There is some temptation to lay this mess at the feet of one of its producers, Jason Blum and his Blumhouse Productions label. Of the ten found footage films released already in 2015 alone, his production house has been responsible for four of them, which is a staggering number of productions for what was once considered a sub genre. Blum clearly favors the found footage film for a number of reasons, all of which come back to how cheaply it allows him to make a film and, in turn, how large the profit margin becomes as a result. Frankly, the genre hamstrings directors, writers, and actors, and even when it succeeds, it's almost always creaky and stilted enough to make one wish they hadn't hung the whole film on the conceit in the first place.

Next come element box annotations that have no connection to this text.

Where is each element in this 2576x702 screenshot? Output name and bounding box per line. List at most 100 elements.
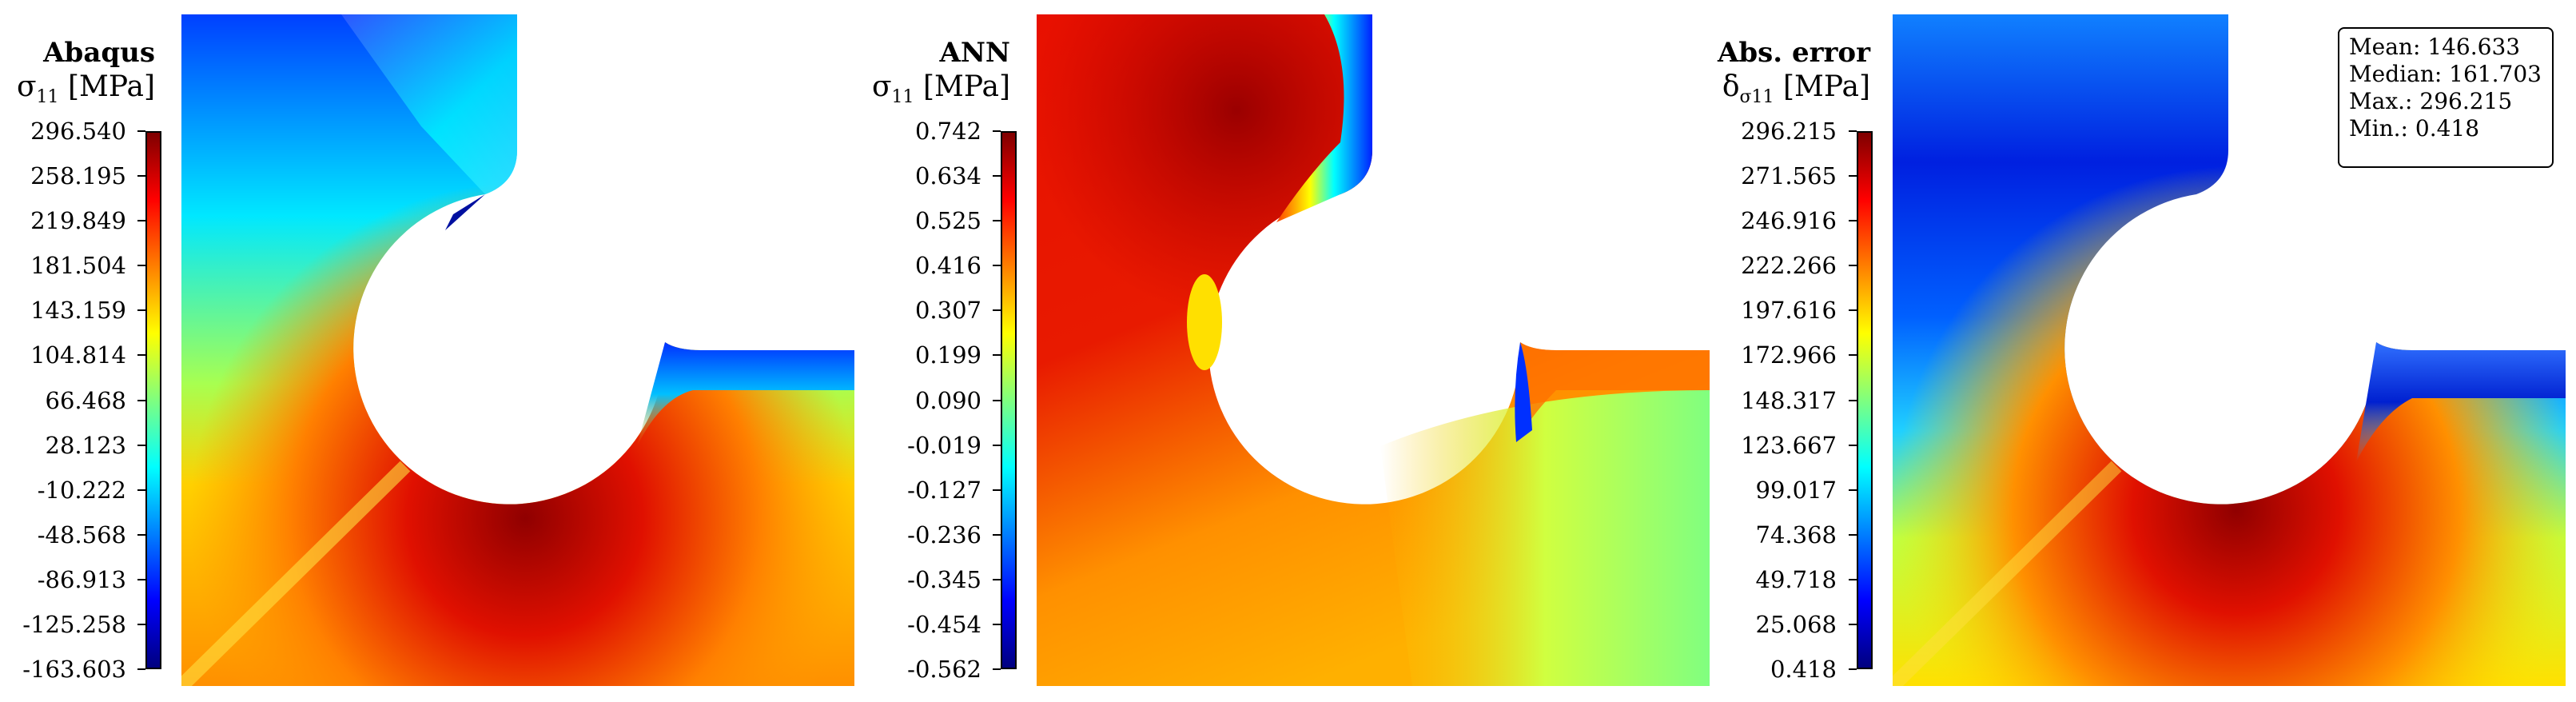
colorbar-tick-mark xyxy=(1849,309,1857,312)
colorbar-tick-mark xyxy=(1849,444,1857,446)
colorbar-tick-mark xyxy=(137,623,145,625)
colorbar-tick-label: 99.017 xyxy=(1755,476,1837,504)
colorbar-tick-mark xyxy=(1849,354,1857,357)
colorbar-tick-label: 0.418 xyxy=(1770,656,1837,683)
unit-text: [MPa] xyxy=(67,70,155,103)
colorbar-tick-mark xyxy=(137,309,145,312)
colorbar-tick-mark xyxy=(137,668,145,670)
colorbar-tick-mark xyxy=(1849,265,1857,267)
colorbar-tick-label: -125.258 xyxy=(22,610,126,638)
colorbar-tick-mark xyxy=(993,578,1001,580)
colorbar-tick-mark xyxy=(993,533,1001,536)
panel-unit-label: σ11 [MPa] xyxy=(855,70,1010,114)
unit-symbol: σ xyxy=(871,70,892,103)
colorbar-tick-mark xyxy=(993,175,1001,177)
colorbar-tick-mark xyxy=(993,354,1001,357)
colorbar-tick-mark xyxy=(993,265,1001,267)
colorbar-tick-mark xyxy=(137,533,145,536)
colorbar-tick-mark xyxy=(137,265,145,267)
colorbar-tick-label: 296.215 xyxy=(1741,118,1837,145)
stress-field-abaqus xyxy=(181,14,854,686)
colorbar-tick-label: -0.019 xyxy=(907,431,981,459)
colorbar-tick-label: -0.562 xyxy=(907,656,981,683)
colorbar-tick-label: 296.540 xyxy=(30,118,126,145)
panel-title: Abaqus xyxy=(43,37,155,69)
stress-field-ann xyxy=(1037,14,1710,686)
colorbar-tick-label: 246.916 xyxy=(1741,207,1837,235)
unit-text: [MPa] xyxy=(922,70,1010,103)
colorbar-tick-label: 0.090 xyxy=(914,386,981,414)
colorbar-tick-mark xyxy=(137,175,145,177)
colorbar-tick-mark xyxy=(1849,533,1857,536)
panel-title: ANN xyxy=(939,37,1010,69)
unit-symbol: δ xyxy=(1722,70,1740,103)
colorbar-tick-mark xyxy=(993,309,1001,312)
stat-min: Min.: 0.418 xyxy=(2349,115,2480,142)
colorbar-tick-label: -0.345 xyxy=(907,565,981,593)
colorbar-tick-label: 66.468 xyxy=(45,386,126,414)
colorbar-tick-mark xyxy=(993,399,1001,401)
colorbar-tick-mark xyxy=(1849,668,1857,670)
colorbar-tick-mark xyxy=(993,489,1001,491)
colorbar-tick-label: 0.634 xyxy=(914,162,981,190)
colorbar-tick-mark xyxy=(1849,399,1857,401)
stat-median: Median: 161.703 xyxy=(2349,61,2542,87)
colorbar xyxy=(1857,131,1873,669)
stress-field-abs-error xyxy=(1893,14,2566,686)
panel-title: Abs. error xyxy=(1717,37,1870,69)
colorbar-tick-mark xyxy=(1849,489,1857,491)
colorbar-tick-mark xyxy=(993,220,1001,222)
colorbar-tick-label: 148.317 xyxy=(1741,386,1837,414)
panel-unit-label: σ11 [MPa] xyxy=(0,70,155,114)
colorbar-tick-label: -0.127 xyxy=(907,476,981,504)
colorbar-tick-label: -86.913 xyxy=(37,565,126,593)
colorbar-tick-mark xyxy=(1849,220,1857,222)
colorbar-tick-mark xyxy=(137,130,145,132)
colorbar-tick-label: 0.199 xyxy=(914,341,981,369)
panel-unit-label: δσ11 [MPa] xyxy=(1686,70,1870,114)
unit-text: [MPa] xyxy=(1782,70,1870,103)
colorbar-tick-mark xyxy=(1849,578,1857,580)
colorbar-tick-label: 143.159 xyxy=(30,297,126,325)
colorbar-tick-mark xyxy=(1849,623,1857,625)
colorbar-tick-label: 0.307 xyxy=(914,297,981,325)
colorbar-tick-label: 172.966 xyxy=(1741,341,1837,369)
colorbar-tick-label: 222.266 xyxy=(1741,252,1837,280)
colorbar-tick-mark xyxy=(137,399,145,401)
colorbar-tick-mark xyxy=(993,623,1001,625)
colorbar-tick-label: 197.616 xyxy=(1741,297,1837,325)
colorbar-tick-mark xyxy=(137,489,145,491)
colorbar-tick-label: -10.222 xyxy=(37,476,126,504)
colorbar-tick-label: 25.068 xyxy=(1755,610,1837,638)
colorbar-tick-label: -0.454 xyxy=(907,610,981,638)
colorbar-tick-label: 104.814 xyxy=(30,341,126,369)
colorbar-tick-label: 74.368 xyxy=(1755,521,1837,548)
colorbar-tick-label: 0.742 xyxy=(914,118,981,145)
colorbar-tick-label: 258.195 xyxy=(30,162,126,190)
unit-subscript: σ11 xyxy=(1739,87,1774,108)
unit-symbol: σ xyxy=(16,70,37,103)
colorbar-tick-label: 181.504 xyxy=(30,252,126,280)
colorbar-tick-label: -0.236 xyxy=(907,521,981,548)
colorbar-tick-label: 0.525 xyxy=(914,207,981,235)
colorbar-tick-label: 0.416 xyxy=(914,252,981,280)
unit-subscript: 11 xyxy=(891,87,914,108)
colorbar-tick-label: 219.849 xyxy=(30,207,126,235)
colorbar-tick-mark xyxy=(993,444,1001,446)
colorbar-tick-label: 123.667 xyxy=(1741,431,1837,459)
colorbar-tick-label: -163.603 xyxy=(22,656,126,683)
colorbar-tick-mark xyxy=(137,354,145,357)
colorbar-tick-mark xyxy=(137,444,145,446)
colorbar-tick-mark xyxy=(137,220,145,222)
colorbar-tick-mark xyxy=(993,130,1001,132)
colorbar-tick-mark xyxy=(137,578,145,580)
colorbar-tick-mark xyxy=(1849,130,1857,132)
stat-mean: Mean: 146.633 xyxy=(2349,34,2521,60)
unit-subscript: 11 xyxy=(36,87,59,108)
colorbar-tick-label: 28.123 xyxy=(45,431,126,459)
colorbar-tick-label: 271.565 xyxy=(1741,162,1837,190)
colorbar-tick-mark xyxy=(1849,175,1857,177)
colorbar-tick-mark xyxy=(993,668,1001,670)
colorbar xyxy=(1001,131,1017,669)
colorbar-tick-label: 49.718 xyxy=(1755,565,1837,593)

Shyamalan is no longer a crafty enough filmmaker to bend the genre to his will, and the rules of found footage filmmaking more or less overwhelm whatever bits of personal flair he hopes to bring to the film. Watching a Shyamalan film these days is not unlike watching someone drown in six inches of water. You can’t believe it’s possible, yet he’s managed to lull you into such a sense of complacency that there’s no point in telling him he’s essentially doing this to himself. He’s also managed to lose his touch with young actors. There was a time when some publications were labeling him the next Spielberg, namely because of his ability to wring such terrific performances out of young actors. That’s no longer the case and his last three films are all the proof of that one would need. It’s as if Shyamalan was replaced by a Bizarro version of himself who can no longer be counted on to do the one or two things he made a name for himself doing.
Don’t get me wrong, The Visit is not the worst movie ever made, or even the worst movie Shyamalan has made. It’s just so hopelessly asinine and woefully undercooked that it’s a wonder it was made by an Oscar-nominated director and not some wet behind the ears film school grad looking to make a name for himself by ripping off that director. There’s little for me to recommend beyond the final fifteen minutes or so, which are by far the best part of the film, save a moralizing coda that’s as effective as Shyamalan just showing up on screen and saying, “Do you get it?” Yes, Night, we get it. We just don’t care anymore.